Kearns-Sayre syndrome (KSS) is a rare mitochondrial disease with an as yet undetermined mode of inheritance. The true prevalence of this syndrome is unknown. The mitochondrial abnormalities involve mitochondrial DNA mutations, rearrangements, or deletions. It was first described in 1958 and several hundred cases have been diagnosed to date. Its labile clinical features make it rather difficult to diagnose.15 It is characterized by: (i) external ophthalmoplegia, (ii) retinitis pigmentosa, (iii) cardiac conduction defects, (iv) a variety of endocrine abnormalities including short stature, gonadal failure, diabetes mellitus, thyroid disease, hyperaldostronism, hypomagnesemia, and (v) bone and dental abnormalities.16 Diabetes mellitus was recorded in 13% of cases with KSS,16 and was of the insulin-dependent type due to insulin deficiency.17 KSS cases have high mortality rates which is directly attributable to the cardiovascular manifestations of this syndrome.18

Wolfram syndrome (WFS) is an autosomal recessive neurodegenerative disorder that predisposes individuals to the development of type 1 diabetes in association with progressive optic atrophy. It is an extremely rare condition with a prevalence of 1 in 770 000.19 It is also known as DIDMOAD syndrome, the name being derived from diabetes insipidus, diabetes mellitus, optic atrophy, and deafness. RP was reported in a few cases.20 The genetic basis of the disease is due to mutations in the WFS1 gene, which has been postulated to be an endoplasmic reticulum calcium channel transporter in pancreatic β-cells and neurons.18 Although diabetes and optic atrophy represent the minimal diagnostic criteria, other clinical characteristics include neurodegenerative disease involving the hypothalamus, brain stem, and the cerebellum.
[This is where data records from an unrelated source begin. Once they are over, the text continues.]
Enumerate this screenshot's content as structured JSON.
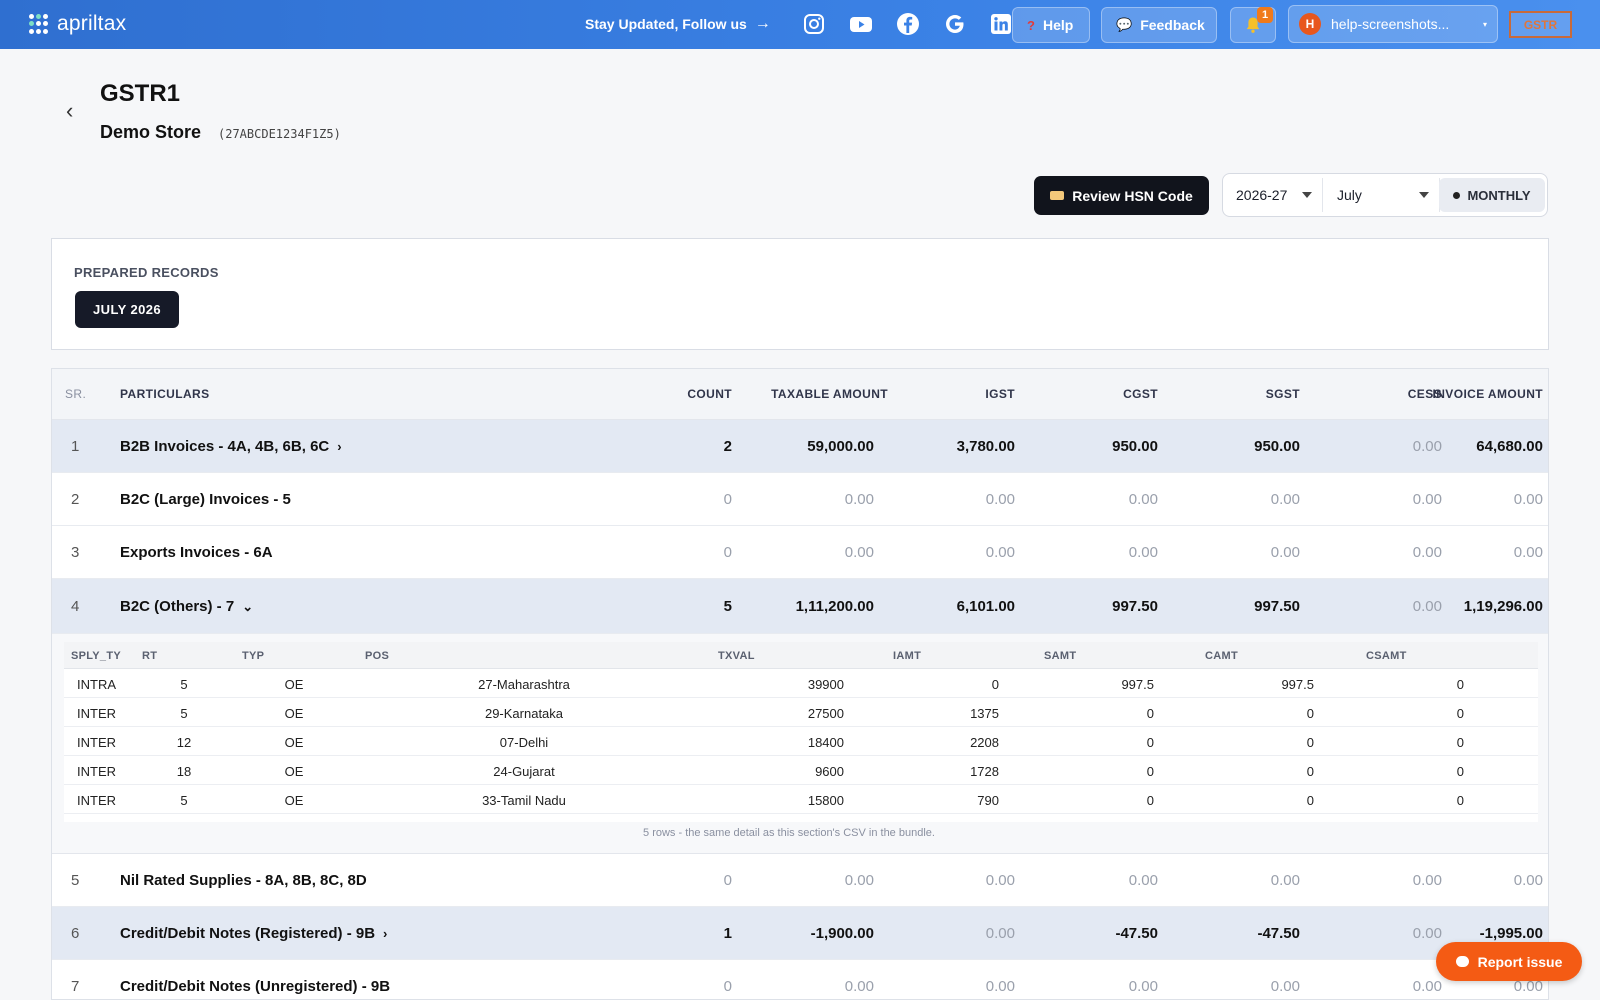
{
  "topbar": {
    "brand": "apriltax",
    "follow_text": "Stay Updated, Follow us",
    "help_label": "Help",
    "feedback_label": "Feedback",
    "notifications_count": "1",
    "user_initial": "H",
    "user_label": "help-screenshots...",
    "product_tag": "GSTR",
    "icons": [
      "instagram-icon",
      "youtube-icon",
      "facebook-icon",
      "google-icon",
      "linkedin-icon"
    ]
  },
  "header": {
    "title": "GSTR1",
    "store_name": "Demo Store",
    "gstin": "(27ABCDE1234F1Z5)"
  },
  "controls": {
    "review_label": "Review HSN Code",
    "year": "2026-27",
    "month": "July",
    "frequency": "MONTHLY"
  },
  "prepared": {
    "label": "PREPARED RECORDS",
    "chip": "JULY 2026"
  },
  "table": {
    "headers": {
      "sr": "SR.",
      "particulars": "PARTICULARS",
      "count": "COUNT",
      "taxable": "TAXABLE AMOUNT",
      "igst": "IGST",
      "cgst": "CGST",
      "sgst": "SGST",
      "cess": "CESS",
      "invoice": "INVOICE AMOUNT"
    },
    "rows": [
      {
        "sr": "1",
        "particulars": "B2B Invoices - 4A, 4B, 6B, 6C",
        "chev": "›",
        "count": "2",
        "taxable": "59,000.00",
        "igst": "3,780.00",
        "cgst": "950.00",
        "sgst": "950.00",
        "cess": "0.00",
        "invoice": "64,680.00"
      },
      {
        "sr": "2",
        "particulars": "B2C (Large) Invoices - 5",
        "chev": "",
        "count": "0",
        "taxable": "0.00",
        "igst": "0.00",
        "cgst": "0.00",
        "sgst": "0.00",
        "cess": "0.00",
        "invoice": "0.00"
      },
      {
        "sr": "3",
        "particulars": "Exports Invoices - 6A",
        "chev": "",
        "count": "0",
        "taxable": "0.00",
        "igst": "0.00",
        "cgst": "0.00",
        "sgst": "0.00",
        "cess": "0.00",
        "invoice": "0.00"
      },
      {
        "sr": "4",
        "particulars": "B2C (Others) - 7",
        "chev": "⌄",
        "count": "5",
        "taxable": "1,11,200.00",
        "igst": "6,101.00",
        "cgst": "997.50",
        "sgst": "997.50",
        "cess": "0.00",
        "invoice": "1,19,296.00"
      },
      {
        "sr": "5",
        "particulars": "Nil Rated Supplies - 8A, 8B, 8C, 8D",
        "chev": "",
        "count": "0",
        "taxable": "0.00",
        "igst": "0.00",
        "cgst": "0.00",
        "sgst": "0.00",
        "cess": "0.00",
        "invoice": "0.00"
      },
      {
        "sr": "6",
        "particulars": "Credit/Debit Notes (Registered) - 9B",
        "chev": "›",
        "count": "1",
        "taxable": "-1,900.00",
        "igst": "0.00",
        "cgst": "-47.50",
        "sgst": "-47.50",
        "cess": "0.00",
        "invoice": "-1,995.00"
      },
      {
        "sr": "7",
        "particulars": "Credit/Debit Notes (Unregistered) - 9B",
        "chev": "",
        "count": "0",
        "taxable": "0.00",
        "igst": "0.00",
        "cgst": "0.00",
        "sgst": "0.00",
        "cess": "0.00",
        "invoice": "0.00"
      }
    ]
  },
  "detail": {
    "headers": {
      "sply_ty": "SPLY_TY",
      "rt": "RT",
      "typ": "TYP",
      "pos": "POS",
      "txval": "TXVAL",
      "iamt": "IAMT",
      "samt": "SAMT",
      "camt": "CAMT",
      "csamt": "CSAMT"
    },
    "rows": [
      {
        "sply_ty": "INTRA",
        "rt": "5",
        "typ": "OE",
        "pos": "27-Maharashtra",
        "txval": "39900",
        "iamt": "0",
        "samt": "997.5",
        "camt": "997.5",
        "csamt": "0"
      },
      {
        "sply_ty": "INTER",
        "rt": "5",
        "typ": "OE",
        "pos": "29-Karnataka",
        "txval": "27500",
        "iamt": "1375",
        "samt": "0",
        "camt": "0",
        "csamt": "0"
      },
      {
        "sply_ty": "INTER",
        "rt": "12",
        "typ": "OE",
        "pos": "07-Delhi",
        "txval": "18400",
        "iamt": "2208",
        "samt": "0",
        "camt": "0",
        "csamt": "0"
      },
      {
        "sply_ty": "INTER",
        "rt": "18",
        "typ": "OE",
        "pos": "24-Gujarat",
        "txval": "9600",
        "iamt": "1728",
        "samt": "0",
        "camt": "0",
        "csamt": "0"
      },
      {
        "sply_ty": "INTER",
        "rt": "5",
        "typ": "OE",
        "pos": "33-Tamil Nadu",
        "txval": "15800",
        "iamt": "790",
        "samt": "0",
        "camt": "0",
        "csamt": "0"
      }
    ],
    "note": "5 rows - the same detail as this section's CSV in the bundle."
  },
  "report_label": "Report issue"
}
Diabetes is usually diagnosed in childhood and is of the nonautoimmune insulin-dependent type.21 Deafness is not always a prominent component. Other abnormalities include dilated renal outflow tracts and primary gonadal atrophy. Death is usually due to respiratory failure from brain stem involvement22 and renal failure.19

Of note, patients with DM and RP do not develop signs of diabetic retinopathy. The absence of diabetic retinopathy in RP was explained by the suggestion that the loss of photoreceptors reduced glycolysis and decreased the production of free radicals.23 The combination of diabetes and blindness in these syndromes confers a high risk of foot ulceration. However, it has been reported that patients with Alström syndrome are protected from peripheral sensory neuropathy.24

In conclusion, we report two cases who had presented with retinitis pigmentosa and diabetes mellitus along with other overlapping clinical manifestations. Both cases were diagnosed based on clinical features into two different pleiotropically genetic disorders, namely, the Bardet-Biedl syndrome and Alström syndrome. Due to the overlapping clinical manifestations in these genetic disorders and the cost and time usually needed for genetic studies, clinical criteria can be used for diagnosis and as a guide for genetic mapping in affected individuals. Genetic studies are needed to confirm diagnosis, detect carriers in at-risk family members, and for genetic counseling and prenatal diagnosis.